In materia di invalidità civile, la notifica della sentenza di primo grado va indirizzata al funzionario dell'Inps costituitosi in giudizio per conto dell'ente e non dunque genericamente presso la sede dell'istituto di previdenza. Lo ha stabilito la Corte di cassazione, con la sentenza n. 17532/2016, accogliendo, con rinvio, il ricorso del colosso pensionistico.

La vicenda
In secondo grado, invece, la Corte territoriale di Firenze aveva rigettato l'appello dell'ente (contro il riconoscimento ad una donna dell'indennità di accompagnamento), ritenendolo tardivo, perché presentato quando era ormai decorso il termine breve previsto per l'impugnazione. Nel ricorso in Cassazione, però, l'Istituto ricorrente ricorda di essersi costituito in giudizio a mezzo di un proprio funzionario e di aver eletto domicilio nella sede di Pistoia, per cui la notifica doveva essere effettuata «al funzionario costituito» e non «genericamente» al legale rappresentante dell'Inps.

La decisione
Una doglianza accolta dai giudici di Piazza Cavour che, dopo aver ripercorso una serie di precedenti, enunciano il seguente principio di diritto: «Nel caso in cui la PA sia autorizzata a difendersi "personalmente" o attraverso propri dipendenti, la notifica della sentenza, come quella della successiva impugnazione - (quest'ultima con esclusione del caso in cui la difesa personale o con propri dipendenti sia limitata al giudizio di primo grado) - vanno effettuate nei confronti dell'Amministrazione personalmente o dei funzionari che l'hanno difesa».

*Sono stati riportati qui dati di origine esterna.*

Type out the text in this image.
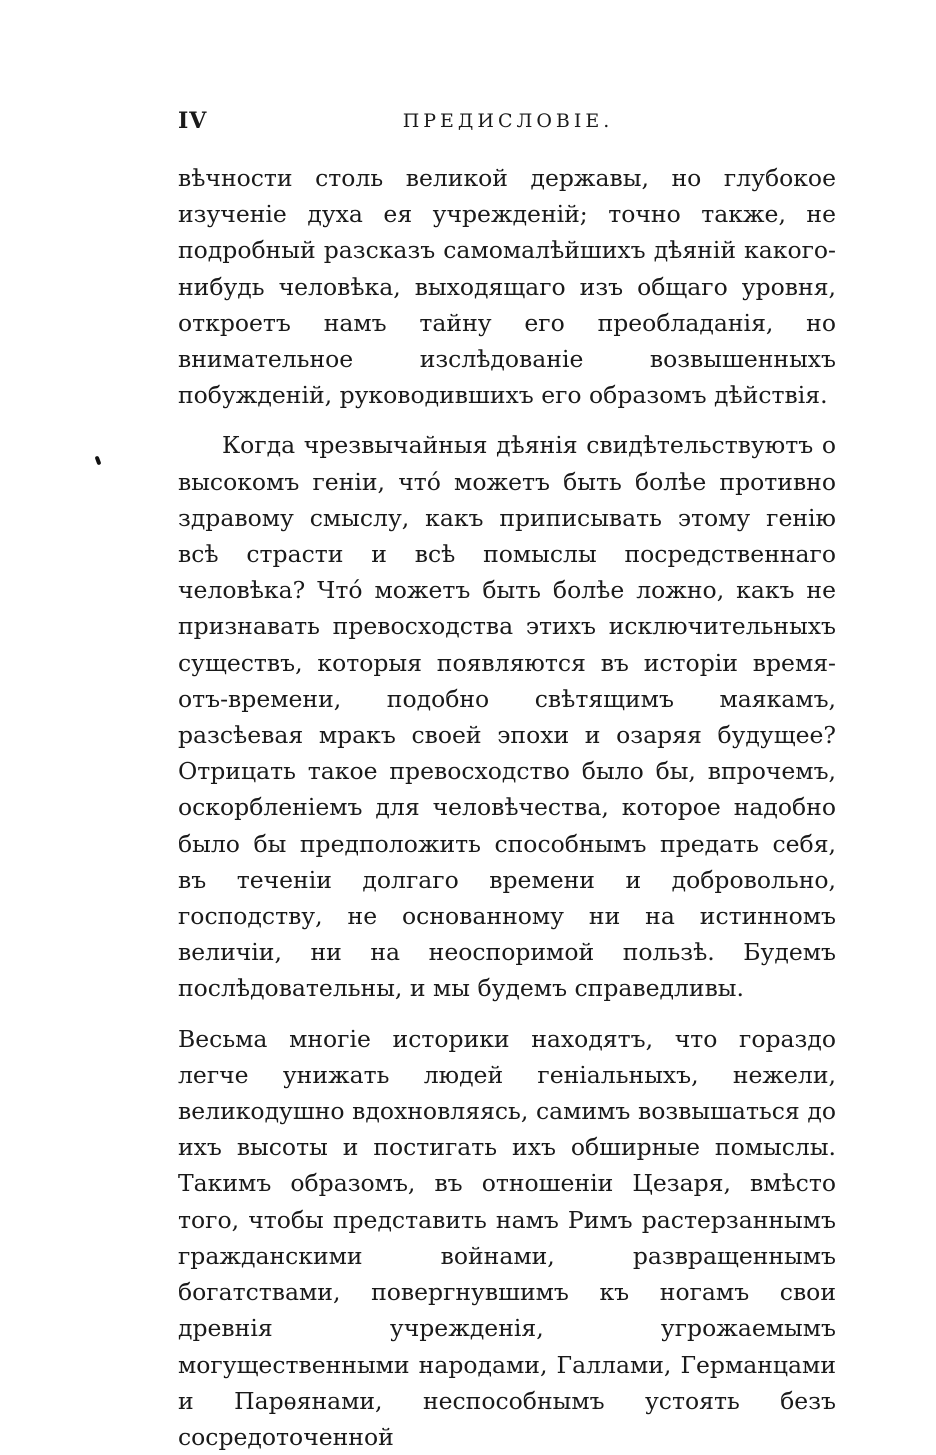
IV	ПРЕДИСЛОВІЕ.

вѣчности столь великой державы, но глубокое изученіе духа ея учрежденій; точно также, не подробный разсказъ самомалѣйшихъ дѣяній какого-нибудь человѣка, выходящаго изъ общаго уровня, откроетъ намъ тайну его преобладанія, но внимательное изслѣдованіе возвышенныхъ побужденій, руководившихъ его образомъ дѣйствія.

Когда чрезвычайныя дѣянія свидѣтельствуютъ о высокомъ геніи, что́ можетъ быть болѣе противно здравому смыслу, какъ приписывать этому генію всѣ страсти и всѣ помыслы посредственнаго человѣка? Что́ можетъ быть болѣе ложно, какъ не признавать превосходства этихъ исключительныхъ существъ, которыя появляются въ исторіи время-отъ-времени, подобно свѣтящимъ маякамъ, разсѣевая мракъ своей эпохи и озаряя будущее? Отрицать такое превосходство было бы, впрочемъ, оскорбленіемъ для человѣчества, которое надобно было бы предположить способнымъ предать себя, въ теченіи долгаго времени и добровольно, господству, не основанному ни на истинномъ величіи, ни на неоспоримой пользѣ. Будемъ послѣдовательны, и мы будемъ справедливы.

Весьма многіе историки находятъ, что гораздо легче унижать людей геніальныхъ, нежели, великодушно вдохновляясь, самимъ возвышаться до ихъ высоты и постигать ихъ обширные помыслы. Такимъ образомъ, въ отношеніи Цезаря, вмѣсто того, чтобы представить намъ Римъ растерзаннымъ гражданскими войнами, развращеннымъ богатствами, повергнувшимъ къ ногамъ свои древнія учрежденія, угрожаемымъ могущественными народами, Галлами, Германцами и Парѳянами, неспособнымъ устоять безъ сосредоточенной
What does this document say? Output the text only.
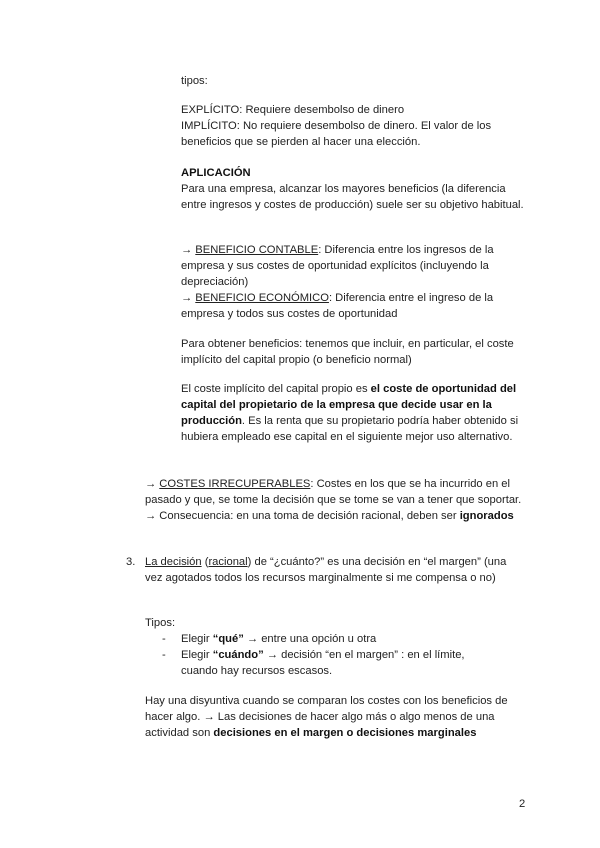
tipos:

EXPLÍCITO: Requiere desembolso de dinero

IMPLÍCITO: No requiere desembolso de dinero. El valor de los beneficios que se pierden al hacer una elección.

APLICACIÓN

Para una empresa, alcanzar los mayores beneficios (la diferencia entre ingresos y costes de producción) suele ser su objetivo habitual.

→ BENEFICIO CONTABLE: Diferencia entre los ingresos de la empresa y sus costes de oportunidad explícitos (incluyendo la depreciación)

→ BENEFICIO ECONÓMICO: Diferencia entre el ingreso de la empresa y todos sus costes de oportunidad

Para obtener beneficios: tenemos que incluir, en particular, el coste implícito del capital propio (o beneficio normal)

El coste implícito del capital propio es el coste de oportunidad del capital del propietario de la empresa que decide usar en la producción. Es la renta que su propietario podría haber obtenido si hubiera empleado ese capital en el siguiente mejor uso alternativo.

→ COSTES IRRECUPERABLES: Costes en los que se ha incurrido en el pasado y que, se tome la decisión que se tome se van a tener que soportar. → Consecuencia: en una toma de decisión racional, deben ser ignorados

3. La decisión (racional) de “¿cuánto?” es una decisión en “el margen” (una vez agotados todos los recursos marginalmente si me compensa o no)

Tipos:

- Elegir “qué” → entre una opción u otra

- Elegir “cuándo” → decisión “en el margen” : en el límite, cuando hay recursos escasos.

Hay una disyuntiva cuando se comparan los costes con los beneficios de hacer algo. → Las decisiones de hacer algo más o algo menos de una actividad son decisiones en el margen o decisiones marginales

2
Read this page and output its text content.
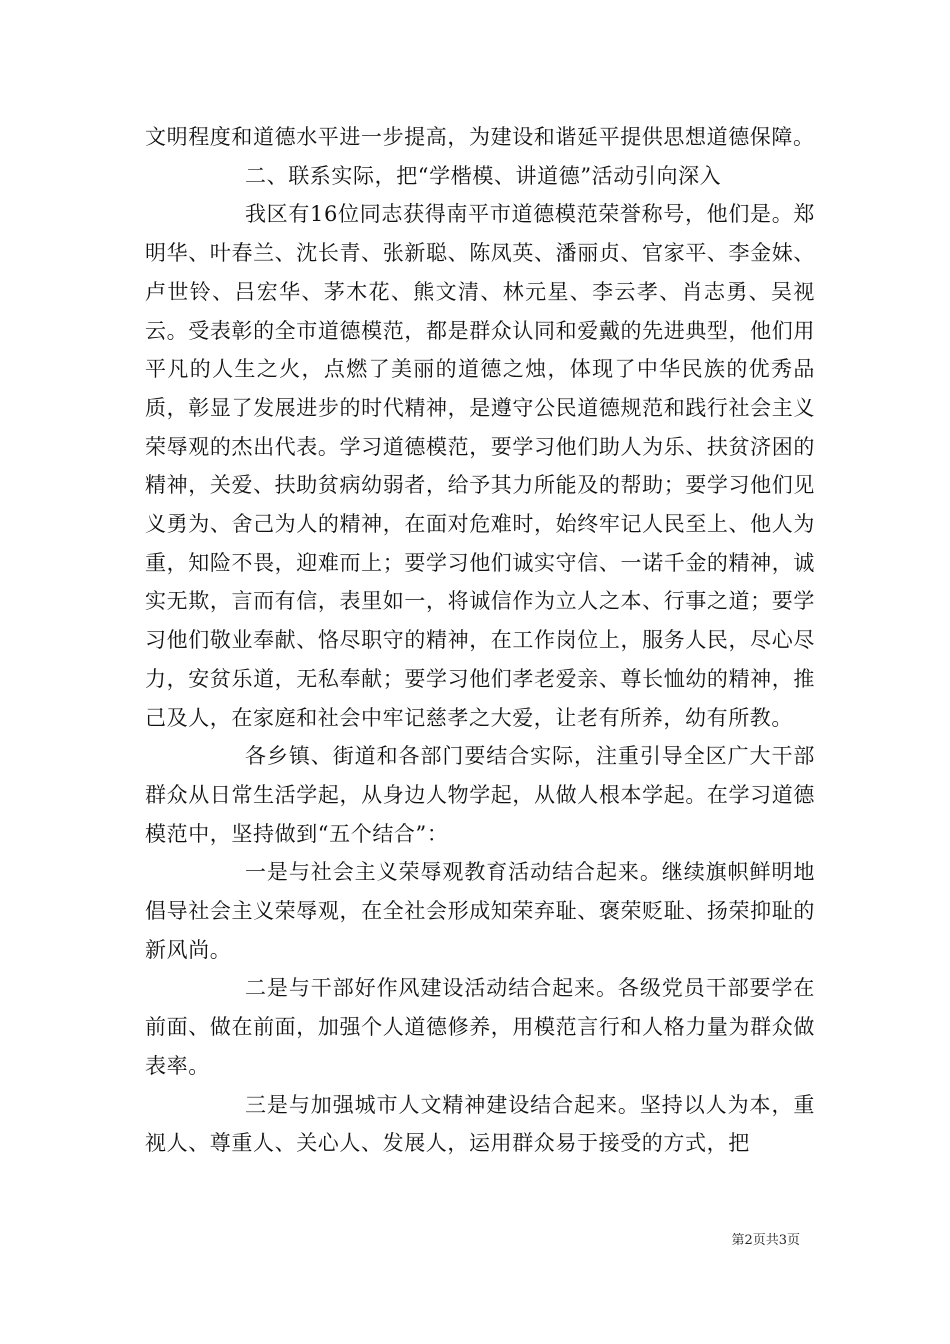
文明程度和道德水平进一步提高，为建设和谐延平提供思想道德保障。

二、联系实际，把“学楷模、讲道德”活动引向深入

我区有16位同志获得南平市道德模范荣誉称号，他们是。郑明华、叶春兰、沈长青、张新聪、陈凤英、潘丽贞、官家平、李金妹、卢世铃、吕宏华、茅木花、熊文清、林元星、李云孝、肖志勇、吴视云。受表彰的全市道德模范，都是群众认同和爱戴的先进典型，他们用平凡的人生之火，点燃了美丽的道德之烛，体现了中华民族的优秀品质，彰显了发展进步的时代精神，是遵守公民道德规范和践行社会主义荣辱观的杰出代表。学习道德模范，要学习他们助人为乐、扶贫济困的精神，关爱、扶助贫病幼弱者，给予其力所能及的帮助；要学习他们见义勇为、舍己为人的精神，在面对危难时，始终牢记人民至上、他人为重，知险不畏，迎难而上；要学习他们诚实守信、一诺千金的精神，诚实无欺，言而有信，表里如一，将诚信作为立人之本、行事之道；要学习他们敬业奉献、恪尽职守的精神，在工作岗位上，服务人民，尽心尽力，安贫乐道，无私奉献；要学习他们孝老爱亲、尊长恤幼的精神，推己及人，在家庭和社会中牢记慈孝之大爱，让老有所养，幼有所教。

各乡镇、街道和各部门要结合实际，注重引导全区广大干部群众从日常生活学起，从身边人物学起，从做人根本学起。在学习道德模范中，坚持做到“五个结合”：

一是与社会主义荣辱观教育活动结合起来。继续旗帜鲜明地倡导社会主义荣辱观，在全社会形成知荣弃耻、褒荣贬耻、扬荣抑耻的新风尚。

二是与干部好作风建设活动结合起来。各级党员干部要学在前面、做在前面，加强个人道德修养，用模范言行和人格力量为群众做表率。

三是与加强城市人文精神建设结合起来。坚持以人为本，重视人、尊重人、关心人、发展人，运用群众易于接受的方式，把

第2页共3页
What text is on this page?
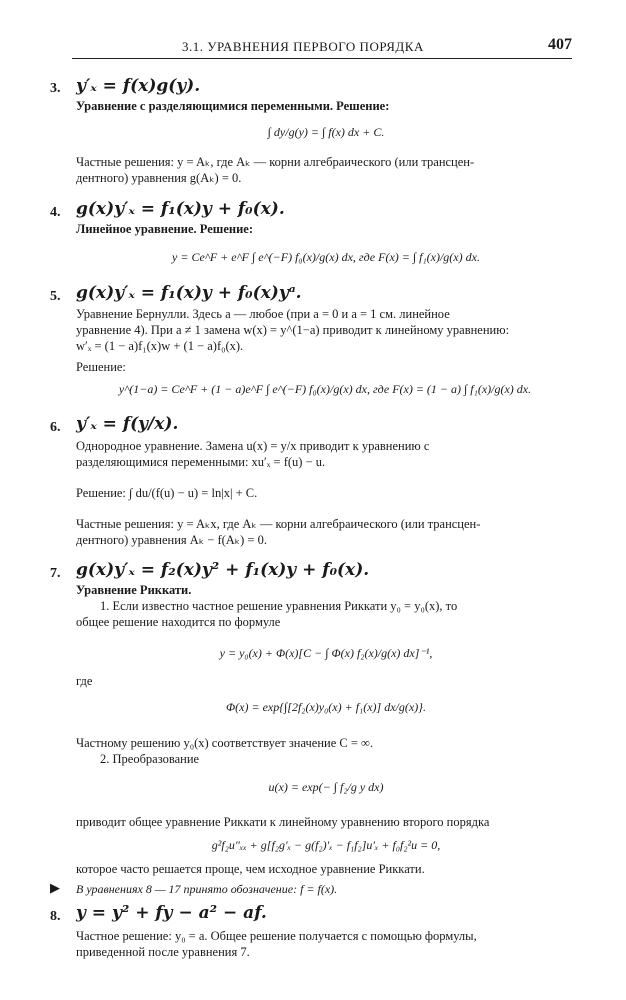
3.1. УРАВНЕНИЯ ПЕРВОГО ПОРЯДКА	407
3. y′ₓ = f(x)g(y).
Уравнение с разделяющимися переменными. Решение:
∫ dy/g(y) = ∫ f(x) dx + C.
Частные решения: y = Aₖ, где Aₖ — корни алгебраического (или трансцен-
дентного) уравнения g(Aₖ) = 0.
4. g(x)y′ₓ = f₁(x)y + f₀(x).
Линейное уравнение. Решение:
y = Ce^F + e^F ∫ e^(−F) f₀(x)/g(x) dx, где F(x) = ∫ f₁(x)/g(x) dx.
5. g(x)y′ₓ = f₁(x)y + f₀(x)yᵃ.
Уравнение Бернулли. Здесь a — любое (при a = 0 и a = 1 см. линейное
уравнение 4). При a ≠ 1 замена w(x) = y^(1−a) приводит к линейному уравнению:
w′ₓ = (1 − a)f₁(x)w + (1 − a)f₀(x).
Решение:
y^(1−a) = Ce^F + (1 − a)e^F ∫ e^(−F) f₀(x)/g(x) dx, где F(x) = (1 − a) ∫ f₁(x)/g(x) dx.
6. y′ₓ = f(y/x).
Однородное уравнение. Замена u(x) = y/x приводит к уравнению с
разделяющимися переменными: xu′ₓ = f(u) − u.
Решение: ∫ du/(f(u) − u) = ln|x| + C.
Частные решения: y = Aₖx, где Aₖ — корни алгебраического (или трансцен-
дентного) уравнения Aₖ − f(Aₖ) = 0.
7. g(x)y′ₓ = f₂(x)y² + f₁(x)y + f₀(x).
Уравнение Риккати.
1. Если известно частное решение уравнения Риккати y₀ = y₀(x), то
общее решение находится по формуле
y = y₀(x) + Φ(x)[C − ∫ Φ(x) f₂(x)/g(x) dx]⁻¹,
где
Φ(x) = exp{∫[2f₂(x)y₀(x) + f₁(x)] dx/g(x)}.
Частному решению y₀(x) соответствует значение C = ∞.
2. Преобразование
u(x) = exp(− ∫ f₂/g y dx)
приводит общее уравнение Риккати к линейному уравнению второго порядка
g²f₂u″ₓₓ + g[f₂g′ₓ − g(f₂)′ₓ − f₁f₂]u′ₓ + f₀f₂²u = 0,
которое часто решается проще, чем исходное уравнение Риккати.
▶ В уравнениях 8 — 17 принято обозначение: f = f(x).
8. y = y² + fy − a² − af.
Частное решение: y₀ = a. Общее решение получается с помощью формулы,
приведенной после уравнения 7.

Al contrario, per la donna che richiedeva l'indennità, la norma vigente (Dl 203/2005, articolo 10, comma 5) indicava soltanto che la notifica doveva farsi presso la sede provinciale di volta in volta chiamata in causa. Un ragionamento, prosegue la Corte, «non persuasivo giacché la disposizione si riferisce unicamente al luogo in cui deve essere effettuata la notificazione e non al soggetto destinatario della notificazione» che, invece, «deve essere individuato nel difensore costituito». La norma infatti non prevede alcuna deroga alle disposizioni generali di rito degli articoli 170 e 285 c.p.c.. Ne deriva «l'inidoneità della notifica eseguita direttamente all'Inps presso la sede provinciale - e non al difensore costituito - a far decorrere il termine breve di impugnazione». Infatti, «la sola identità del luogo della notifica, in assenza del riferimento nominativo al difensore costituito, non assicura che la sentenza giunga a conoscenza della parte tramite il suo rappresentante processuale, unico qualificato a vagliare la opportunità di proporre impugnazione».